Advertisement

State Grant Helps Santa Fe Springs Effort : Need Fosters Child-Care Program

Share
Times Staff Writer

When the city sent out a survey in 1981 about the needs of working parents, it received a loud and clear message.

More than 85% of the residents responded, and they overwhelmingly said that child care for the children of working parents was hard to find and what was available was often too expensive. Many single parents said that the lack of affordable child care kept them from working. And parents said they worried about leaving children at home alone, as so-called latchkey children.

“The latchkey problem actually was the No. 1 problem. Even during the survey, we found children who opened the doors for us,” as city survey takers went door-to-door, said Gus Velasco, assistant city manager.

Advertisement

The city responded in a way that is novel in Los Angeles County: It dipped into its general fund to set up and subsidize its own child-care centers with special emphasis on latchkey children.

That unique approach helped put the city in a good position when it applied to get a share of the first money the state has appropriated specifically for latchkey programs.
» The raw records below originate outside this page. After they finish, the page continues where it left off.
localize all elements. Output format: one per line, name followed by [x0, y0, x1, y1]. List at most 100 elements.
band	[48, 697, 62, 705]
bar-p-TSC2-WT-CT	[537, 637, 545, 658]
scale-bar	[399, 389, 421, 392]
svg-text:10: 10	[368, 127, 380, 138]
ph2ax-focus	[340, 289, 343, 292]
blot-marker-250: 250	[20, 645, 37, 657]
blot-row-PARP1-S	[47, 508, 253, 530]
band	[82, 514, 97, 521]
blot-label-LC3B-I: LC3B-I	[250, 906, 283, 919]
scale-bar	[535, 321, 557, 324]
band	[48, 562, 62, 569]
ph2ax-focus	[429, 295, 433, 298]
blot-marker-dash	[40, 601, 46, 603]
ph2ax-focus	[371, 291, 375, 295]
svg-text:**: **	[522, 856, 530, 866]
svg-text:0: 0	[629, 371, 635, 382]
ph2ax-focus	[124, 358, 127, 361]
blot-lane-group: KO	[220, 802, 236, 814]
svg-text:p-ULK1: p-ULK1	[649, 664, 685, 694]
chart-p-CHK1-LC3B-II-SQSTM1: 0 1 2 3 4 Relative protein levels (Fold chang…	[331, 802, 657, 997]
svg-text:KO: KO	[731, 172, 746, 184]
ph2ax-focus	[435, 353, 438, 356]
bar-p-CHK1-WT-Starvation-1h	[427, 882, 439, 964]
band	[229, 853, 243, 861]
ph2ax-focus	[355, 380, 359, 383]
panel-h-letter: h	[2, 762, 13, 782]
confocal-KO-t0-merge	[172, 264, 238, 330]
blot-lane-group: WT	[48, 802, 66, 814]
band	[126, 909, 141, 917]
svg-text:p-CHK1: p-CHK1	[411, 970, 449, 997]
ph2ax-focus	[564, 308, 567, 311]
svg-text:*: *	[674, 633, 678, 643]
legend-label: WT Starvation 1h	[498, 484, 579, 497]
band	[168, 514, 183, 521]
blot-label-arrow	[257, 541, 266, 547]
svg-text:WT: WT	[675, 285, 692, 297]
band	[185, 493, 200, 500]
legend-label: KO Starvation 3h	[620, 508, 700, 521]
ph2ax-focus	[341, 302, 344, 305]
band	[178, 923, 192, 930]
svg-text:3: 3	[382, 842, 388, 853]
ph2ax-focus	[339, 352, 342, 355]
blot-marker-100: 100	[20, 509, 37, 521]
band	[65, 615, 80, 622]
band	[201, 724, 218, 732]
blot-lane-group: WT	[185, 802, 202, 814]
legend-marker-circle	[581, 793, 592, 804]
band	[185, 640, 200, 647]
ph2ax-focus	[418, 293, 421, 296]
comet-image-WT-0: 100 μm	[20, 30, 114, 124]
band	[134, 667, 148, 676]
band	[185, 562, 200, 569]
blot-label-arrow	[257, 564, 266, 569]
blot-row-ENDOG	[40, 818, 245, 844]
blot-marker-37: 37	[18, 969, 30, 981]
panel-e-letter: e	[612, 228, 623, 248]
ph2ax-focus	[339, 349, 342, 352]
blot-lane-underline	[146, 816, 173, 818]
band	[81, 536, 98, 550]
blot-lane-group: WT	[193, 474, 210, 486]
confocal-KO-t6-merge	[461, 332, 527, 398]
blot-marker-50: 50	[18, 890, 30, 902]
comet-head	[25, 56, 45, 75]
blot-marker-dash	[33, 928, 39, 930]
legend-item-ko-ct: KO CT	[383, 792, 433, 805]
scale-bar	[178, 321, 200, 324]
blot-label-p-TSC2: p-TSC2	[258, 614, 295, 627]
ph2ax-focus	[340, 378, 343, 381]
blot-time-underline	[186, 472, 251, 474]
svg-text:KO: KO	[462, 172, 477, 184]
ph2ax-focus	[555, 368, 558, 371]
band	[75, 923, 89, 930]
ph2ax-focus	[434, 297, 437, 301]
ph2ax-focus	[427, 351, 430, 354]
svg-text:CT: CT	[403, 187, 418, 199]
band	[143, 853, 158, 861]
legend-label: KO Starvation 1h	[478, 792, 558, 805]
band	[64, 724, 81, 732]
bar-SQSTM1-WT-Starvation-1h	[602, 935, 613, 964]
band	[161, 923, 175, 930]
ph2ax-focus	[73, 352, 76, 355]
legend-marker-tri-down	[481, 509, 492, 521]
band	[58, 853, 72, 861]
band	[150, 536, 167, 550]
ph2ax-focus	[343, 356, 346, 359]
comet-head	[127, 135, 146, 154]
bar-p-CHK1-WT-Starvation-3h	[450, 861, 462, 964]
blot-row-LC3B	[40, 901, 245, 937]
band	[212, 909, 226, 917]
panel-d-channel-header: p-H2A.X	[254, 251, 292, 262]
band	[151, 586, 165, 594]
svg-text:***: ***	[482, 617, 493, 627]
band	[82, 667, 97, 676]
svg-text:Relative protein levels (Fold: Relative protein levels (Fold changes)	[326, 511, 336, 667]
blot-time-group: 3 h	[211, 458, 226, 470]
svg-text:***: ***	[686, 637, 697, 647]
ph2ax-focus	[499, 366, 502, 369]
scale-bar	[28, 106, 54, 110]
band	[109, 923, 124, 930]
The state Department of Education last week announced that Santa Fe Springs will receive $100,723. Seventy-one proposals had been submitted from Los Angeles County, but only 44--including Santa Fe Springs’--will receive funds, according to Robert Cervantes, assistant superintendent of the department’s child development division.

Santa Fe Springs’ share of state dollars is intended to make child care more accessible to low-income families, said Dorothy Fairchild, children services supervisor, who oversees the Los Nietos Park and Lakeview Park child-care centers.

$10 Minimum Weekly Fee

Fees now range from $10 to $37.50 per child per week, depending on family income. Even a $10 fee, though, can be steep for the parent with several children, Fairchild said, but the city currently cannot “afford to subsidize fees to any greater extent.” The city finances $257,400 of the centers’ $340,300 annual budget from general funds. Parents’ fees provide $82,900 a year.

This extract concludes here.